İşte hayata nasıl baktığımız, olayları nasıl gördüğümüz,
Nasıl büyütüldüğümüz, inandığımız, inandırıldıklarımız,
Kısaca algımız emrediyor baş kimyagere, şu vanayı aç.
‘’Yani bir gen var bende genden içeri’’ diyor bacım.
Yazıyorum mecburum dostlar, çünkü;
‘’Kastediyor tir-i müjen canıma,
Bu konuyu kavramazsam kardeşliğimiz sallantıda…

●●●●○○○○●●●●

Sevgili dostlar tabii ki ırsi geçiş çok önemli gerçek,
Modern tedavi de kanıta dayalı bilimle ilaçlarını yaratır.
Ama Hande’nin epigenetik yolağını da yabana atmayın.
Toplum, insan ve hücre hakikaten benzer davranıyor.

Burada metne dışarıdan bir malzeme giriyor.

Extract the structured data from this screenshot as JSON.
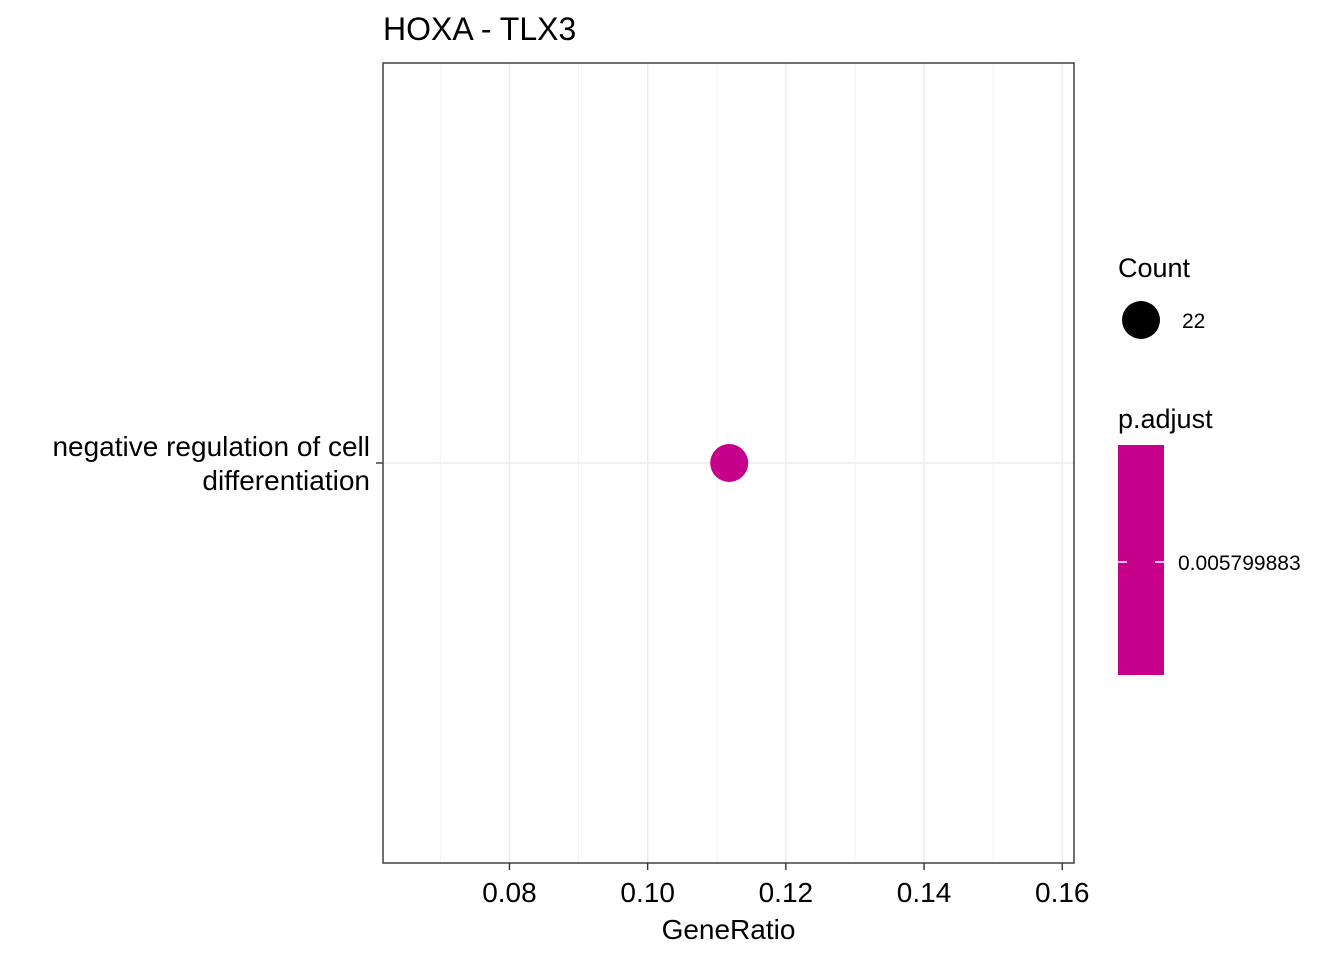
{
  "chart_data": {
    "type": "scatter",
    "title": "HOXA - TLX3",
    "xlabel": "GeneRatio",
    "ylabel": "",
    "xlim": [
      0.0617,
      0.1617
    ],
    "xticks": [
      0.08,
      0.1,
      0.12,
      0.14,
      0.16
    ],
    "xtick_labels": [
      "0.08",
      "0.10",
      "0.12",
      "0.14",
      "0.16"
    ],
    "categories": [
      {
        "lines": [
          "negative regulation of cell",
          "differentiation"
        ]
      }
    ],
    "points": [
      {
        "category_index": 0,
        "x": 0.1118,
        "count": 22,
        "p_adjust": 0.005799883,
        "color": "#C7008C"
      }
    ],
    "grid": true,
    "legend": {
      "placement": "right",
      "size_title": "Count",
      "size_entries": [
        {
          "label": "22",
          "value": 22
        }
      ],
      "color_title": "p.adjust",
      "color_entries": [
        {
          "label": "0.005799883",
          "value": 0.005799883,
          "color": "#C7008C"
        }
      ]
    }
  }
}
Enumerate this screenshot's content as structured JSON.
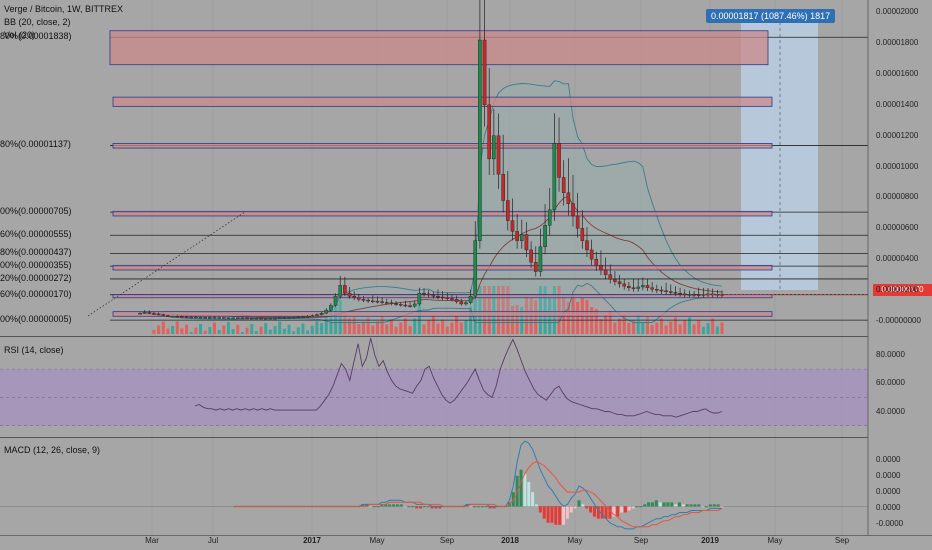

Hepsinin. biribirine benzer davranışlar sergilediği aşikar.
Bruce Lipton, stres altındaki durağan hücreyi tariflerken,
Onu yüzü kızarmış, terleyen, yumruklarını sıkmış,
Beyin kan akımı bilinçden refleks merkezine kaymış,
Endişeli, korkan, kendisine zararlı bir insana benzetiyor.
Onu bu hale sokan ise, bağışıklığımızı dahi yerlere seren,
Stres denilen, algımızın inandırdığı olumsuz duygulanım.
Keyifle çoğalan ve yenilenen hücreler için ne gerekli,
Lütfen onu da siz söyleyin artık. Gözünüzü seveyim.